26.10.2018, 22:37:39
Virgin Steele - Noble Savage (1985)
Tracklista: (Cobra Records)
1. We Rule the Night 05:40
2. I'm on Fire 03:56
3. Thy Kingdom Come 03:41
4. Image of a Faun at Twilight 01:16
5. Noble Savage 07:30
6. Fight Tooth and Nail 03:32
7. The Evil in Her Eyes 04:44
8. Rock Me 03:38
9. Don't Close Your Eyes 05:07
10. Angel of Light 07:00
wydanie T & T Records (1997 CD) - rozszerzone o:
11. Obsession (It Burns For You) 05:37
12. Love And Death 04:26
13. Where Are You Running To 04:16
14. The Spirit Of Steele 02:50
15. Come On And Love Me 03:51
14. The Spirit Of Steele 02:50
15. Come On And Love Me 03:51
16. The Pyre Of Kings 01:17
Rok wydania: 1985/1997
Gatunek: Heavy Metal
Kraj: USA
Skład zespołu:
David DeFeis – śpiew, instrumenty klawiszowe
Edward Pursino – gitara
Joe ‘O’ Reilly – gitara basowa
Joey Ayvazian – perkusja
1997:
Rob DeMartino - gitara basowa
Frank Gilchriest - perkusja
1997:
Rob DeMartino - gitara basowa
Frank Gilchriest - perkusja
Jest to trzeci album VIRGIN STEELE i pierwszy, gdzie zaczęła się wyraźniej rysować epicka linia twórczości Davida DeFeisa. LP został wydany przez kanadyjską wytwórnię Cobra Records.
Tym razem zabrakło już Jacka Starra i nowym gitarzystą jest tu Edward Pursino. Twardszy styl gry i mocniejszy jeszcze bardziej ekspresyjny wokal Defeisa sprawiają, że album nabrał w znacznej mierze epickiej surowości cechującej w tym czasie nagrania MANILLA ROAD oraz mniej agresywne propozycje US Power.
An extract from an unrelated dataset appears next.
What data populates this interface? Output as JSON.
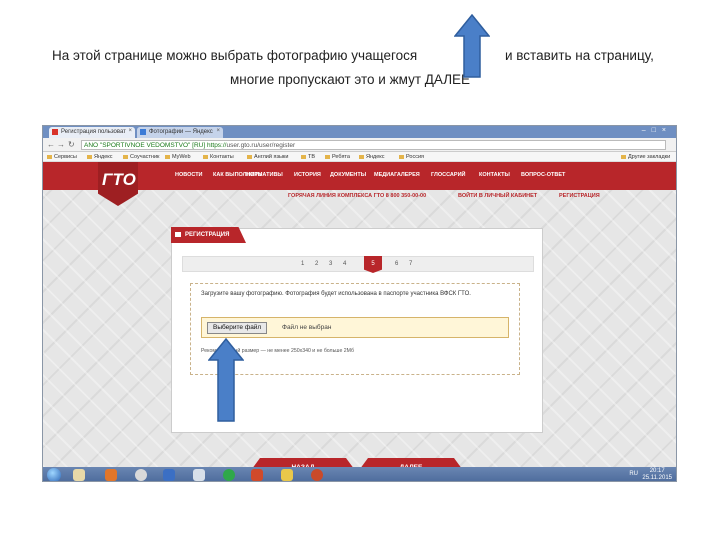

Pierwsza część albumu zawiera bardzo dobre, rasowe heavy metalowe kompozycje w lekko barbarzyńskiej konwencji -We Rule the Night z pompatycznym zakończeniem, surowy, rytmiczny I'm on Fire przypominający nieco swą drapieżnością wczesne numery SAVATAGE z apokaliptycznymi zagrywkami Pursino oraz dumny, rycerski Thy Kingdom Come z łagodniejszymi akcentami w refrenie. Potem VIRGIN STEELE zadziwia numerem tytułowym Noble Savage, z odważniejszym użyciem instrumentów klawiszowych w tle oraz tym ładunkiem dramatycznej epiki, jaka potem utrwaliła pozycję grupy na szczytach heavy epic. Są tu i wspaniałe zagrywki Pursino, potężne litaury Ayvazian oraz ten przepiękny melancholijny fragment końcowy z wysokimi wokalami DeFeisa i klawiszami, przez wielu uważanych za arcydzieło i geniusz twórczy lidera. Przychylam się do tej opinii. Fight Tooth and Nail to akcent mocny i agresywny, pełen mocy true grania i nerwowego rytmu, który MANOWAR zastosował z powodzeniem w roku 1987. Doskonały numer!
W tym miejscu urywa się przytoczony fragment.